Of course, that facts are only an impediment to an agenda of fiction gets at why they really matter: A fact is a small snippet of reality, a little picture. And as with a jigsaw puzzle, if you have enough of the little pictures and can assemble them properly, you may be able to see the big picture.
Besides, we may marvel at people who know a lot of facts and can run the tables on shows such as Who Wants to be a Millionaire and Jeopardy; in contrast, individuals who know few facts are called ignorant.
Also forgotten here is that a basic education is just that: basic. Not everyone will become an Einstein or Aristotle, but if all children learn proper English, necessary math and basic facts about history, geography, and civics, they’ll stand a far better chance of being good citizens. And this is where “rote memorization” is invaluable. Why, how do you think you learned your ABCs?

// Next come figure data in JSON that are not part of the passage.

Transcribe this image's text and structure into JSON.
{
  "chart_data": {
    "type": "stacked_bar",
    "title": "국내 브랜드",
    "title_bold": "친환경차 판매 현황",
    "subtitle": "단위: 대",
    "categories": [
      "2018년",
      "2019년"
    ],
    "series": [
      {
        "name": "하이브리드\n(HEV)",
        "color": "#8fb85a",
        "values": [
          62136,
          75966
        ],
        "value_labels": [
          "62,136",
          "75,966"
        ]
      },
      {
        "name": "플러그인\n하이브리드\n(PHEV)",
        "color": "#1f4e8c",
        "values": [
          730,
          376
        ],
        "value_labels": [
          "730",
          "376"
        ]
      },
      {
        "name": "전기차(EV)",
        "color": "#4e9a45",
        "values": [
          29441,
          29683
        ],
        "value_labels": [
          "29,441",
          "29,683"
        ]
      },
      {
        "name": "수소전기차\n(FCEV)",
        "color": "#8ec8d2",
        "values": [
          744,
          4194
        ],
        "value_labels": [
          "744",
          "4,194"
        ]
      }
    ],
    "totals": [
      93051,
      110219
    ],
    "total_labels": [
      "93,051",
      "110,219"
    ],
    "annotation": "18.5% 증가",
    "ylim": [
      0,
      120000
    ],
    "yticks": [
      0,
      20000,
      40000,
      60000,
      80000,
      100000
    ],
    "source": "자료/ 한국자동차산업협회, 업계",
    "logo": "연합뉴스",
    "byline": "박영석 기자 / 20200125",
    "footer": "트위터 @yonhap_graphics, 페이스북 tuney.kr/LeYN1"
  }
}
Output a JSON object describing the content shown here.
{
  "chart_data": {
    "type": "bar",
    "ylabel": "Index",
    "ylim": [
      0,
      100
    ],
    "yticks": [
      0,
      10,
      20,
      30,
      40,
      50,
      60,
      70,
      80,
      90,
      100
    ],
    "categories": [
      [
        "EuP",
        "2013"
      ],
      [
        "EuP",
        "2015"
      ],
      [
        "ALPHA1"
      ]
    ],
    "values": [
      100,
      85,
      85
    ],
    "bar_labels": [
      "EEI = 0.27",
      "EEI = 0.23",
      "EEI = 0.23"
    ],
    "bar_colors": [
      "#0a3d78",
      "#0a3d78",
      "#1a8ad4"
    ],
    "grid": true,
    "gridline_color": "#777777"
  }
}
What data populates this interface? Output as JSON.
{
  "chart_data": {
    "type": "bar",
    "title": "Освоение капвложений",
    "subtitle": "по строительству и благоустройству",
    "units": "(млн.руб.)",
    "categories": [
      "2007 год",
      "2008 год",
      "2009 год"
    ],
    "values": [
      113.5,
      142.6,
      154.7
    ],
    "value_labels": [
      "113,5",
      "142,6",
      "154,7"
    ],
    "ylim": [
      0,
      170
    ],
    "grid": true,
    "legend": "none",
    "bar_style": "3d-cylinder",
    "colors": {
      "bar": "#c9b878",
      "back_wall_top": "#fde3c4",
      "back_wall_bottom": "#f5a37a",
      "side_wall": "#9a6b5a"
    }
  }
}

Yet there is an even deeper reason facts are out of fashion. Another way of describing a fact is as a little snippet of Truth. And it’s not surprising that in a relativistic age that denies Truth’s existence — where skepticism about the big picture reigns — that its constituent little pictures would be de-emphasized. This explains why revisionist history is all the rage, with afrocentrism, women’s, Latino, and “Gay and Lesbian” studies. Hey, “truth” is all a matter of perspective, anyway, so why not teach kids whatever will make them feel better? Self-esteem all around!
The results of this mentality are plain to see. We have college degrees today that, it’s said, are only the equivalent of a 1947 high-school diploma. And we have a president who couldn’t pronounce the word “corpsman,” a vice-president who said that FDR went on TV after the 1929 stock-market crash, and a major-network reporter who didn’t know what the hammer-and-sickle flag represented.
All is not lost, though. Today’s youth are far more conversant in things such as white privilege, contraception use, and “gender-identity” theory.